Other Event

SOSP PRACTICE TALK-FS2: Dynamic Data Replication in Free Disk Space for Improving Disk Performance and Energy-Consumption

HAI HUANG
SHARE:

Disk performance is increasingly limited by its head positioning latencies, i.e., seek time and rotational delay. To reduce the head positioning latencies, we propose a novel technique that dynamically places copies of data in file system's free blocks according to the disk access patterns observed at runtime. As one or more replicas can now be accessed in addition to their original data block, choosing the "nearest" replica that provides fastest access can significantly improve performance for disk I/O operations.

We implemented and evaluated a prototype based on the
popular Ext2 file system.
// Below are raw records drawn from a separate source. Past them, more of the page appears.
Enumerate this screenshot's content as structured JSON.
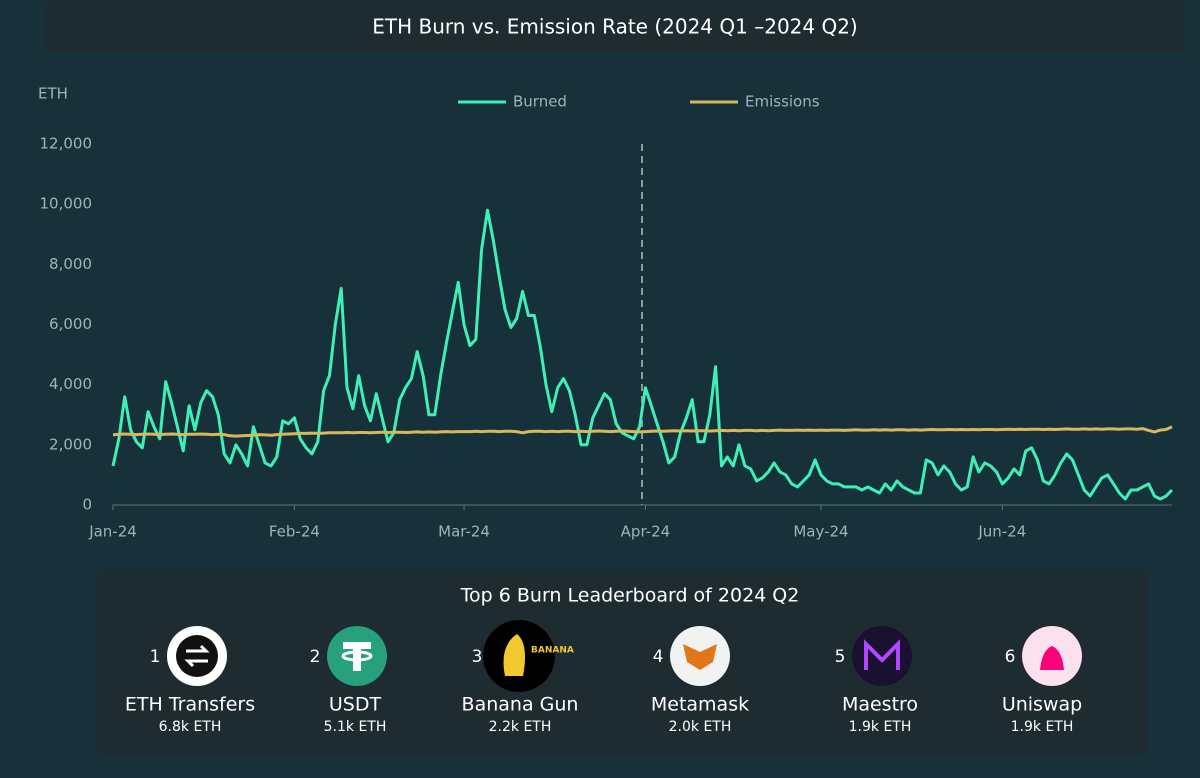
{
  "chart_data": {
    "type": "line",
    "title": "ETH Burn vs. Emission Rate (2024 Q1 –2024 Q2)",
    "y_label": "ETH",
    "categories": [
      "Jan-24",
      null,
      null,
      null,
      null,
      null,
      null,
      null,
      null,
      null,
      null,
      null,
      null,
      null,
      null,
      null,
      null,
      null,
      null,
      null,
      null,
      null,
      null,
      null,
      null,
      null,
      null,
      null,
      null,
      null,
      null,
      "Feb-24",
      null,
      null,
      null,
      null,
      null,
      null,
      null,
      null,
      null,
      null,
      null,
      null,
      null,
      null,
      null,
      null,
      null,
      null,
      null,
      null,
      null,
      null,
      null,
      null,
      null,
      null,
      null,
      null,
      "Mar-24",
      null,
      null,
      null,
      null,
      null,
      null,
      null,
      null,
      null,
      null,
      null,
      null,
      null,
      null,
      null,
      null,
      null,
      null,
      null,
      null,
      null,
      null,
      null,
      null,
      null,
      null,
      null,
      null,
      null,
      null,
      "Apr-24",
      null,
      null,
      null,
      null,
      null,
      null,
      null,
      null,
      null,
      null,
      null,
      null,
      null,
      null,
      null,
      null,
      null,
      null,
      null,
      null,
      null,
      null,
      null,
      null,
      null,
      null,
      null,
      null,
      null,
      "May-24",
      null,
      null,
      null,
      null,
      null,
      null,
      null,
      null,
      null,
      null,
      null,
      null,
      null,
      null,
      null,
      null,
      null,
      null,
      null,
      null,
      null,
      null,
      null,
      null,
      null,
      null,
      null,
      null,
      null,
      null,
      "Jun-24",
      null,
      null,
      null,
      null,
      null,
      null,
      null,
      null,
      null,
      null,
      null,
      null,
      null,
      null,
      null,
      null,
      null,
      null,
      null,
      null,
      null,
      null,
      null,
      null,
      null,
      null,
      null,
      null,
      null
    ],
    "series": [
      {
        "name": "Burned",
        "color": "#3ef0b6",
        "values": [
          1300,
          2200,
          3600,
          2500,
          2100,
          1900,
          3100,
          2600,
          2200,
          4100,
          3400,
          2600,
          1800,
          3300,
          2500,
          3400,
          3800,
          3600,
          3000,
          1700,
          1400,
          2000,
          1700,
          1300,
          2600,
          2000,
          1400,
          1300,
          1600,
          2800,
          2700,
          2900,
          2200,
          1900,
          1700,
          2100,
          3800,
          4300,
          6000,
          7200,
          3900,
          3200,
          4300,
          3300,
          2800,
          3700,
          2900,
          2100,
          2400,
          3500,
          3900,
          4200,
          5100,
          4300,
          3000,
          3000,
          4300,
          5400,
          6400,
          7400,
          6000,
          5300,
          5500,
          8500,
          9800,
          8800,
          7600,
          6500,
          5900,
          6200,
          7100,
          6300,
          6300,
          5300,
          4000,
          3100,
          3900,
          4200,
          3800,
          3000,
          2000,
          2000,
          2900,
          3300,
          3700,
          3500,
          2700,
          2400,
          2300,
          2200,
          2600,
          3900,
          3300,
          2700,
          2100,
          1400,
          1600,
          2400,
          2900,
          3500,
          2100,
          2100,
          3000,
          4600,
          1300,
          1600,
          1300,
          2000,
          1300,
          1200,
          800,
          900,
          1100,
          1400,
          1100,
          1000,
          700,
          600,
          800,
          1000,
          1500,
          1000,
          800,
          700,
          700,
          600,
          600,
          600,
          500,
          600,
          500,
          400,
          700,
          500,
          800,
          600,
          500,
          400,
          400,
          1500,
          1400,
          1000,
          1300,
          1100,
          700,
          500,
          600,
          1600,
          1100,
          1400,
          1300,
          1100,
          700,
          900,
          1200,
          1000,
          1800,
          1900,
          1500,
          800,
          700,
          1000,
          1400,
          1700,
          1500,
          1000,
          500,
          300,
          600,
          900,
          1000,
          700,
          400,
          200,
          500,
          500,
          600,
          700,
          300,
          200,
          300,
          500
        ]
      },
      {
        "name": "Emissions",
        "color": "#d8b85c",
        "values": [
          2330,
          2350,
          2360,
          2350,
          2340,
          2350,
          2360,
          2350,
          2340,
          2350,
          2360,
          2350,
          2340,
          2350,
          2350,
          2360,
          2350,
          2340,
          2350,
          2340,
          2300,
          2290,
          2300,
          2310,
          2320,
          2340,
          2330,
          2320,
          2340,
          2350,
          2360,
          2370,
          2380,
          2380,
          2390,
          2380,
          2390,
          2400,
          2400,
          2400,
          2410,
          2400,
          2410,
          2410,
          2400,
          2410,
          2420,
          2410,
          2420,
          2420,
          2410,
          2420,
          2430,
          2420,
          2430,
          2420,
          2430,
          2440,
          2430,
          2440,
          2440,
          2440,
          2450,
          2440,
          2450,
          2450,
          2440,
          2450,
          2450,
          2440,
          2400,
          2440,
          2450,
          2450,
          2440,
          2450,
          2440,
          2450,
          2450,
          2440,
          2450,
          2440,
          2450,
          2460,
          2450,
          2440,
          2450,
          2460,
          2450,
          2440,
          2430,
          2440,
          2450,
          2460,
          2450,
          2460,
          2470,
          2460,
          2470,
          2460,
          2470,
          2470,
          2460,
          2470,
          2480,
          2470,
          2480,
          2470,
          2480,
          2480,
          2470,
          2480,
          2470,
          2480,
          2490,
          2480,
          2480,
          2490,
          2480,
          2490,
          2480,
          2490,
          2480,
          2490,
          2490,
          2480,
          2490,
          2500,
          2490,
          2490,
          2500,
          2490,
          2500,
          2490,
          2500,
          2500,
          2490,
          2500,
          2490,
          2500,
          2510,
          2500,
          2500,
          2510,
          2500,
          2510,
          2500,
          2510,
          2500,
          2510,
          2510,
          2500,
          2510,
          2520,
          2510,
          2520,
          2510,
          2520,
          2520,
          2510,
          2520,
          2510,
          2520,
          2530,
          2520,
          2520,
          2530,
          2520,
          2530,
          2520,
          2530,
          2530,
          2520,
          2530,
          2530,
          2520,
          2540,
          2480,
          2430,
          2490,
          2510,
          2600
        ]
      }
    ],
    "ylim": [
      0,
      12000
    ],
    "yticks": [
      0,
      {
        "value": 2000,
        "label": "2,000"
      },
      {
        "value": 4000,
        "label": "4,000"
      },
      {
        "value": 6000,
        "label": "6,000"
      },
      {
        "value": 8000,
        "label": "8,000"
      },
      {
        "value": 10000,
        "label": "10,000"
      },
      {
        "value": 12000,
        "label": "12,000"
      }
    ],
    "grid": false,
    "legend": "top"
  },
  "leaderboard": {
    "title": "Top 6 Burn Leaderboard of 2024 Q2",
    "items": [
      {
        "rank": 1,
        "name": "ETH Transfers",
        "amount": "6.8k ETH"
      },
      {
        "rank": 2,
        "name": "USDT",
        "amount": "5.1k ETH"
      },
      {
        "rank": 3,
        "name": "Banana Gun",
        "amount": "2.2k ETH"
      },
      {
        "rank": 4,
        "name": "Metamask",
        "amount": "2.0k ETH"
      },
      {
        "rank": 5,
        "name": "Maestro",
        "amount": "1.9k ETH"
      },
      {
        "rank": 6,
        "name": "Uniswap",
        "amount": "1.9k ETH"
      }
    ]
  }
}
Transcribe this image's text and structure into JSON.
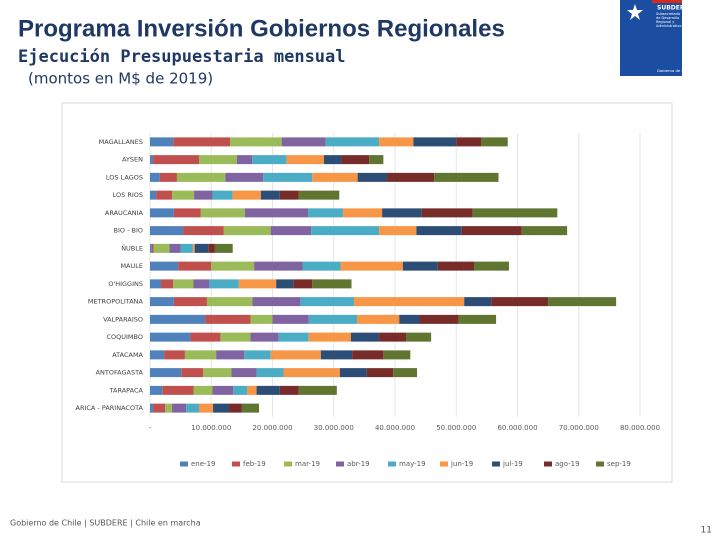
{
  "header": {
    "title": "Programa Inversión Gobiernos Regionales",
    "subtitle": "Ejecución Presupuestaria mensual",
    "note": "(montos en M$ de 2019)"
  },
  "logo": {
    "name": "SUBDERE",
    "text": "Subsecretaría de Desarrollo Regional y Administrativo",
    "footer": "Gobierno de Chile"
  },
  "footer": {
    "text": "Gobierno de Chile | SUBDERE | Chile en marcha",
    "page": "11"
  },
  "chart_data": {
    "type": "stacked-barh",
    "categories": [
      "MAGALLANES",
      "AYSEN",
      "LOS LAGOS",
      "LOS RIOS",
      "ARAUCANIA",
      "BIO - BIO",
      "ÑUBLE",
      "MAULE",
      "O'HIGGINS",
      "METROPOLITANA",
      "VALPARAISO",
      "COQUIMBO",
      "ATACAMA",
      "ANTOFAGASTA",
      "TARAPACA",
      "ARICA - PARINACOTA"
    ],
    "series": [
      {
        "name": "ene-19",
        "color": "#4f81bd",
        "values": [
          3800000,
          500000,
          1600000,
          1000000,
          3900000,
          5400000,
          300000,
          4600000,
          1800000,
          3900000,
          9000000,
          6600000,
          2300000,
          5100000,
          2000000,
          500000
        ]
      },
      {
        "name": "feb-19",
        "color": "#c0504d",
        "values": [
          9300000,
          7500000,
          2800000,
          2600000,
          4400000,
          6600000,
          300000,
          5400000,
          2000000,
          5400000,
          7400000,
          4900000,
          3400000,
          3600000,
          5100000,
          2000000
        ]
      },
      {
        "name": "mar-19",
        "color": "#9bbb59",
        "values": [
          8400000,
          6200000,
          7900000,
          3600000,
          7200000,
          7700000,
          2600000,
          7000000,
          3300000,
          7400000,
          3600000,
          4900000,
          5100000,
          4600000,
          3100000,
          1100000
        ]
      },
      {
        "name": "abr-19",
        "color": "#8064a2",
        "values": [
          7200000,
          2500000,
          6200000,
          3000000,
          10300000,
          6600000,
          1800000,
          7900000,
          2600000,
          7900000,
          5900000,
          4600000,
          4600000,
          4100000,
          3400000,
          2300000
        ]
      },
      {
        "name": "may-19",
        "color": "#4bacc6",
        "values": [
          8700000,
          5600000,
          8000000,
          3300000,
          5700000,
          11100000,
          2000000,
          6200000,
          4800000,
          8700000,
          7900000,
          4900000,
          4300000,
          4400000,
          2300000,
          2100000
        ]
      },
      {
        "name": "jun-19",
        "color": "#f79646",
        "values": [
          5600000,
          6100000,
          7400000,
          4600000,
          6400000,
          6100000,
          300000,
          10200000,
          6100000,
          18000000,
          6900000,
          6900000,
          8200000,
          9200000,
          1500000,
          2300000
        ]
      },
      {
        "name": "jul-19",
        "color": "#2c4d75",
        "values": [
          7000000,
          2800000,
          4800000,
          3100000,
          6400000,
          7400000,
          2200000,
          5700000,
          2800000,
          4400000,
          3300000,
          4600000,
          5100000,
          4400000,
          3800000,
          2600000
        ]
      },
      {
        "name": "ago-19",
        "color": "#772c2a",
        "values": [
          4100000,
          4600000,
          7700000,
          3100000,
          8400000,
          9800000,
          1100000,
          5900000,
          3100000,
          9300000,
          6400000,
          4400000,
          5100000,
          4300000,
          3100000,
          2100000
        ]
      },
      {
        "name": "sep-19",
        "color": "#5f7530",
        "values": [
          4300000,
          2300000,
          10500000,
          6600000,
          13800000,
          7400000,
          2900000,
          5700000,
          6400000,
          11100000,
          6100000,
          4100000,
          4400000,
          3900000,
          6200000,
          2800000
        ]
      }
    ],
    "xlim": [
      0,
      80000000
    ],
    "xticks": [
      {
        "value": 0,
        "label": "-"
      },
      {
        "value": 10000000,
        "label": "10.000.000"
      },
      {
        "value": 20000000,
        "label": "20.000.000"
      },
      {
        "value": 30000000,
        "label": "30.000.000"
      },
      {
        "value": 40000000,
        "label": "40.000.000"
      },
      {
        "value": 50000000,
        "label": "50.000.000"
      },
      {
        "value": 60000000,
        "label": "60.000.000"
      },
      {
        "value": 70000000,
        "label": "70.000.000"
      },
      {
        "value": 80000000,
        "label": "80.000.000"
      }
    ],
    "grid": true
  }
}
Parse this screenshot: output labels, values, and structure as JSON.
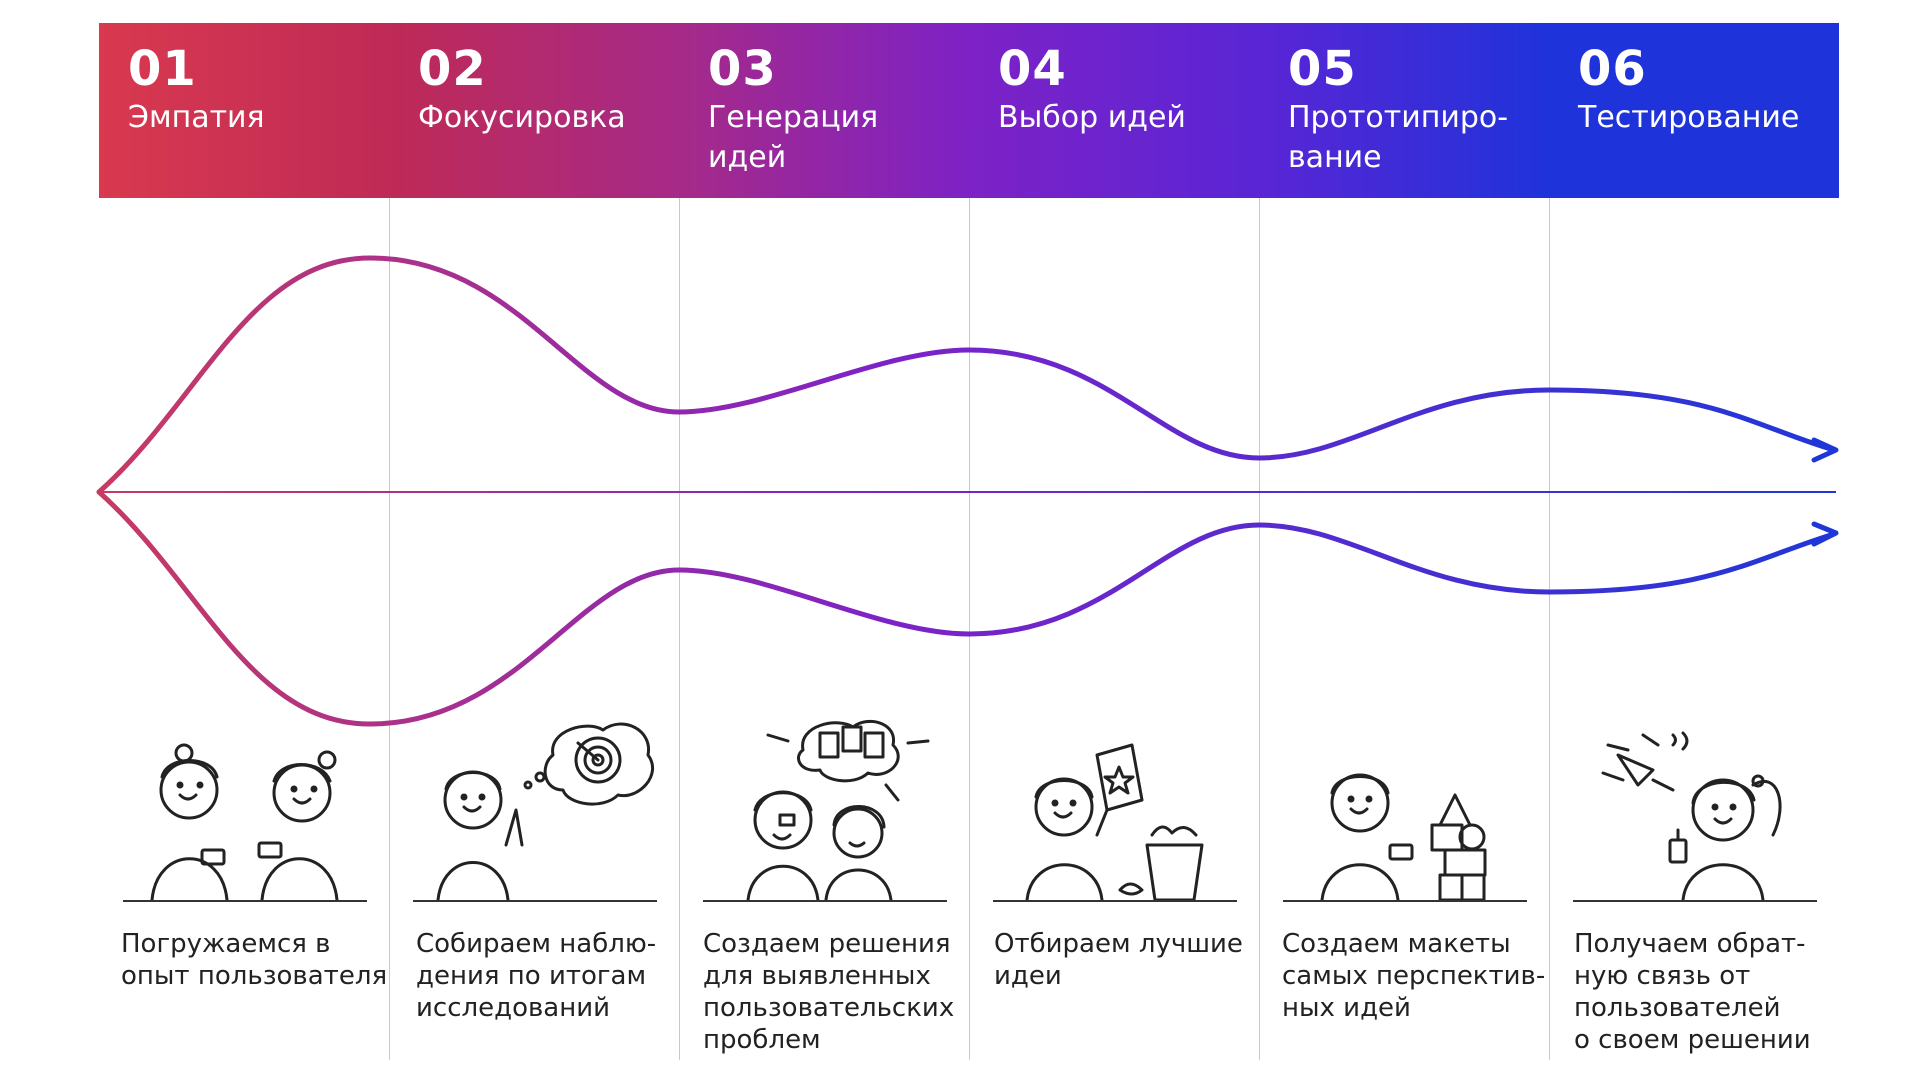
{
  "colors": {
    "gradient_start": "#D8384F",
    "gradient_mid": "#7E22C8",
    "gradient_end": "#1E35D6",
    "stroke_start": "#C73A62",
    "stroke_end": "#1F37D8",
    "text": "#222222",
    "divider": "#C9C9C9"
  },
  "steps": [
    {
      "number": "01",
      "name": "Эмпатия",
      "color": "#D9394F",
      "icon": "empathy-icon",
      "description": "Погружаемся в\nопыт пользователя"
    },
    {
      "number": "02",
      "name": "Фокусировка",
      "color": "#BF2A56",
      "icon": "focus-target-icon",
      "description": "Собираем наблю-\nдения по итогам\nисследований"
    },
    {
      "number": "03",
      "name": "Генерация\nидей",
      "color": "#A62A88",
      "icon": "idea-generation-icon",
      "description": "Создаем решения\nдля выявленных\nпользовательских\nпроблем"
    },
    {
      "number": "04",
      "name": "Выбор идей",
      "color": "#7D22C6",
      "icon": "select-ideas-icon",
      "description": "Отбираем лучшие\nидеи"
    },
    {
      "number": "05",
      "name": "Прототипиро-\nвание",
      "color": "#5A25D5",
      "icon": "prototype-blocks-icon",
      "description": "Создаем макеты\nсамых перспектив-\nных идей"
    },
    {
      "number": "06",
      "name": "Тестирование",
      "color": "#1F33DA",
      "icon": "testing-drone-icon",
      "description": "Получаем обрат-\nную связь от\nпользователей\nо своем решении"
    }
  ]
}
In our prototype, since the file system layout is modified only by using the free/unused disk space (hence the name Free Space File System, or FS2), users are completely oblivious to how the file system layout is modified in the background; they will only notice performance improvements over time. For a wide range of workloads running under Linux, FS2 is shown to reduce disk access time by 41–68% (as a result of a 37–78% shorter seek time and a 31–68% shorter rotational delay) making a 16–34% overall user-perceived performance improvement. The reduced disk access time also leads to a 40–71% energy savings per access.

Hai Huang is a Ph.D. student working with Prof. Kang G. Shin
at Real-Time Computing Lab. His research interests are in low-power systems, file and storage systems, operating systems, and real-time systems. He received his B.S. in Computer Science and Engineering at the Ohio State University in 2000, M.S. in CSE at the University of Michigan in 2002. He is expecting to graduate and receive a Ph.D. degree in CSE in 2006.